Von Sebastian Kositz

Bautzen. Beharrlichkeit kann sich auszahlen – das wissen Jäger sehr genau. Doch Ausdauer braucht es bisweilen nicht nur auf dem Hochsitz. Mit Beharrlichkeit werben Sachsens Jäger bereits seit Jahren dafür, die Hürden für den Abschuss des Wolfes zu senken. Erst kürzlich hatte der Landesjagdverband wieder vor einer wachsenden Bedrohung gewarnt und dabei auch auf die Gefahren durch Hybriden, Kreuzungen zwischen Wölfen und Hunden, verwiesen. Diese seien gefährlich für den Bestand der echten Grauwölfe – aber auch den Menschen. Eine These, bei der echte Fachleute allerdings vehement mit dem Kopf schütteln.

Sachsens Jäger sprechen sich mehrheitlich für einen deutlich lockeren Finger am Abzug aus, was bislang der strenge Artenschutz aber verhindert. Zumindest verbal hat der Landesjagdverband mit der These von den Hybriden jetzt jedoch noch einmal durchgeladen. Norman Härtner, der Vizepräsident des Jagdverbandes, geht fest davon aus, dass es sich bei vielen Tieren in der Region nicht um echte Grauwölfe handelt: „Wir vermuten, dass bis zu 40 Prozent der Wölfe in der Oberlausitz Hybriden sind.“

Vermischung birgt Gefahren

Trifft diese Schätzung zu, gebe es für die Jäger im Freistaat einen wirklichen Grund, die Flinte anzulegen. Denn der Artenschutz gebietet durchaus, derartige Mischlinge „aus der Natur zu entfernen“, wie das Kontaktbüro Wölfe in Sachsen informiert. Die Vermischung, so heißt es von dort weiter, könnte dazu führen, dass einzelne Populationen auf Dauer ausgelöscht werden.

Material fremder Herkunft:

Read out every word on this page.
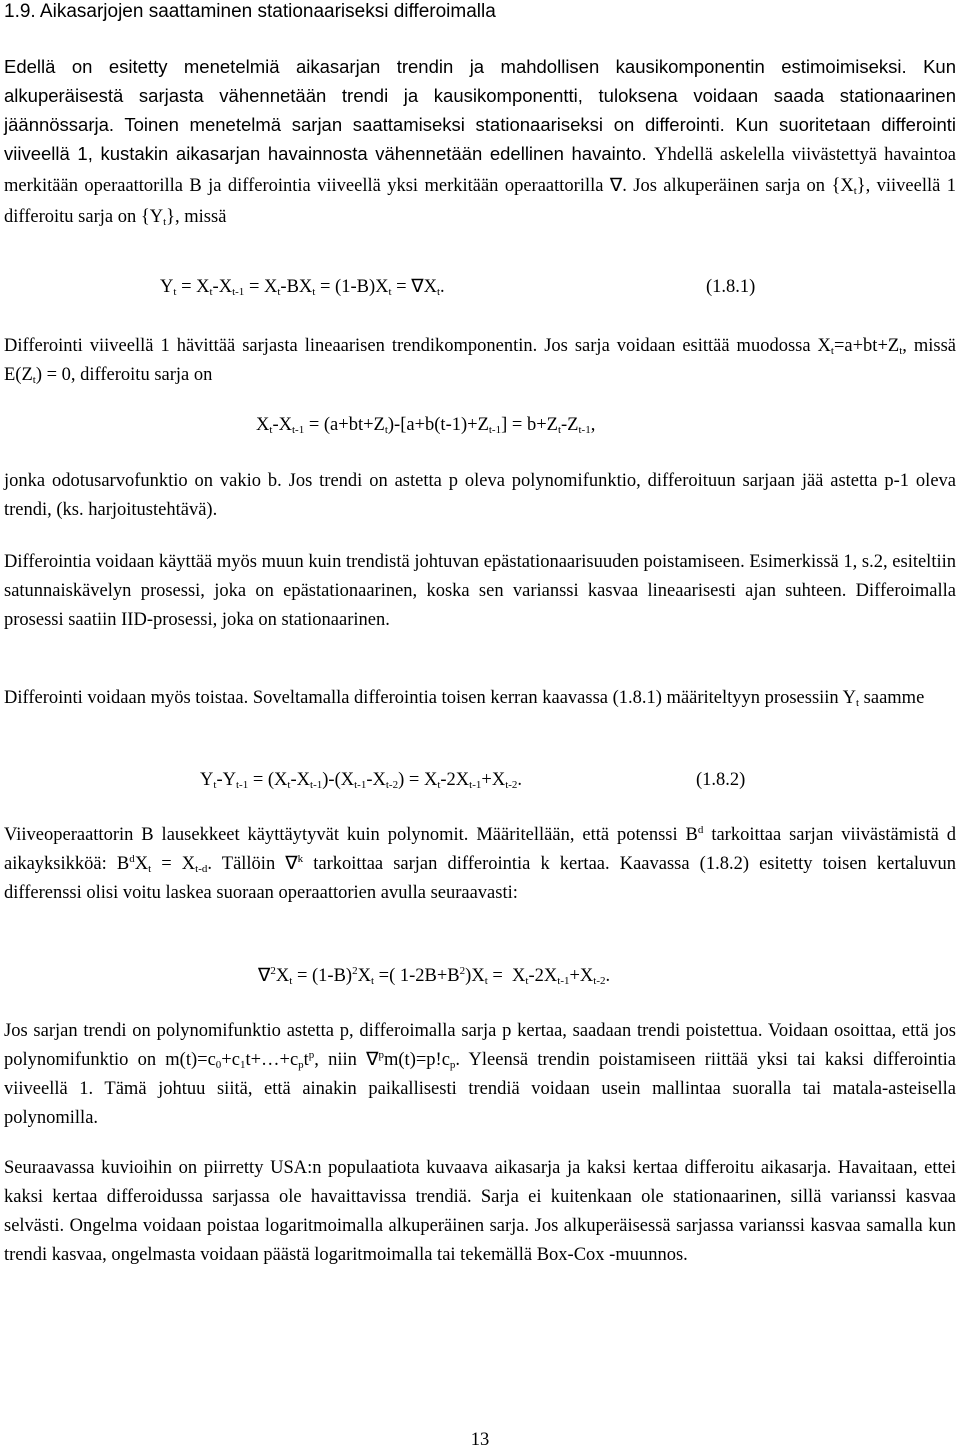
1.9. Aikasarjojen saattaminen stationaariseksi differoimalla
Edellä on esitetty menetelmiä aikasarjan trendin ja mahdollisen kausikomponentin estimoimiseksi. Kun alkuperäisestä sarjasta vähennetään trendi ja kausikomponentti, tuloksena voidaan saada stationaarinen jäännössarja. Toinen menetelmä sarjan saattamiseksi stationaariseksi on differointi. Kun suoritetaan differointi viiveellä 1, kustakin aikasarjan havainnosta vähennetään edellinen havainto. Yhdellä askelella viivästettyä havaintoa merkitään operaattorilla B ja differointia viiveellä yksi merkitään operaattorilla ∇. Jos alkuperäinen sarja on $\{X_t\}$, viiveellä 1 differoitu sarja on $\{Y_t\}$, missä
$Y_t = X_t-X_{t-1} = X_t-BX_t = (1-B)X_t = \nabla X_t$.	(1.8.1)
Differointi viiveellä 1 hävittää sarjasta lineaarisen trendikomponentin. Jos sarja voidaan esittää muodossa $X_t=a+bt+Z_t$, missä $E(Z_t) = 0$, differoitu sarja on
$X_t-X_{t-1} = (a+bt+Z_t)-[a+b(t-1)+Z_{t-1}] = b+Z_t-Z_{t-1}$,
jonka odotusarvofunktio on vakio b. Jos trendi on astetta p oleva polynomifunktio, differoituun sarjaan jää astetta p-1 oleva trendi, (ks. harjoitustehtävä).
Differointia voidaan käyttää myös muun kuin trendistä johtuvan epästationaarisuuden poistamiseen. Esimerkissä 1, s.2, esiteltiin satunnaiskävelyn prosessi, joka on epästationaarinen, koska sen varianssi kasvaa lineaarisesti ajan suhteen. Differoimalla prosessi saatiin IID-prosessi, joka on stationaarinen.
Differointi voidaan myös toistaa. Soveltamalla differointia toisen kerran kaavassa (1.8.1) määriteltyyn prosessiin $Y_t$ saamme
$Y_t-Y_{t-1} = (X_t-X_{t-1})-(X_{t-1}-X_{t-2}) = X_t-2X_{t-1}+X_{t-2}$.	(1.8.2)
Viiveoperaattorin B lausekkeet käyttäytyvät kuin polynomit. Määritellään, että potenssi $B^d$ tarkoittaa sarjan viivästämistä d aikayksikköä: $B^dX_t = X_{t-d}$. Tällöin ∇$^k$ tarkoittaa sarjan differointia k kertaa. Kaavassa (1.8.2) esitetty toisen kertaluvun differenssi olisi voitu laskea suoraan operaattorien avulla seuraavasti:
$\nabla^2X_t = (1-B)^2X_t$ =( $1-2B+B^2)X_t = X_t-2X_{t-1}+X_{t-2}$.
Jos sarjan trendi on polynomifunktio astetta p, differoimalla sarja p kertaa, saadaan trendi poistettua. Voidaan osoittaa, että jos polynomifunktio on $m(t)=c_0+c_1t+\dots+c_pt^p$, niin $\nabla^pm(t)=p!c_p$. Yleensä trendin poistamiseen riittää yksi tai kaksi differointia viiveellä 1. Tämä johtuu siitä, että ainakin paikallisesti trendiä voidaan usein mallintaa suoralla tai matala-asteisella polynomilla.
Seuraavassa kuvioihin on piirretty USA:n populaatiota kuvaava aikasarja ja kaksi kertaa differoitu aikasarja. Havaitaan, ettei kaksi kertaa differoidussa sarjassa ole havaittavissa trendiä. Sarja ei kuitenkaan ole stationaarinen, sillä varianssi kasvaa selvästi. Ongelma voidaan poistaa logaritmoimalla alkuperäinen sarja. Jos alkuperäisessä sarjassa varianssi kasvaa samalla kun trendi kasvaa, ongelmasta voidaan päästä logaritmoimalla tai tekemällä Box-Cox -muunnos.
13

Der Landesjagdverband sieht sich deshalb in seinen Forderungen bestärkt – und auch in der Politik gibt es inzwischen Stimmen, die genau dieses Vorgehen fordern. In einer Debatte zum Wolf im Bundestag hatte am Freitag auch der aus dem Landkreis Bautzen stammende Abgeordnete Karsten Hilse (AfD) ins Horn der Jäger gestoßen und noch einmal ausdrücklich vor der Gefahr für Menschen gewarnt: Bei den Hybriden werden aus seiner Sicht Wesensmerkmale vermischt. Die Folge sei eine Melange, aus wildem Wolf und zahmen Hund, der möglicherweise auch keinerlei Scheu mehr vor dem Menschen zeige, so die Erklärung.

Ganze Stammbäume erstellt

Der Landesjagdverband beruft sich auf „ernstzunehmende Wissenschaftler“, Karsten Hilse verweist in seiner Rede im Bundestag zudem auf Proben, die „vielfach“ gezeigt hätten, dass es sich um Hybriden handelt. Tatsächlich werden überall in deutschen Wolfsregionen regelmäßig Kot, Haare oder andere Hinterlassenschaften der Wildtiere eingesammelt und zur Auswertung an eine zentrale Stelle geschickt: dem Fachgebiet für Naturschutzgenetik der renommierten Senckenberg Gesellschaft in Gelnhausen bei Frankfurt am Main. Der Leiter dieser Einrichtung, Carsten Nowak, zeigt sich jedoch äußerst verwundert über die Aussagen. Zwar komme es durchaus dazu, dass sich Wolf und Hund untereinander paaren. Doch das sei allerdings weder ein Massenphänomen, noch würden Mischlinge eine größere Gefahr für den Menschen darstellen, erklärt der Fachmann.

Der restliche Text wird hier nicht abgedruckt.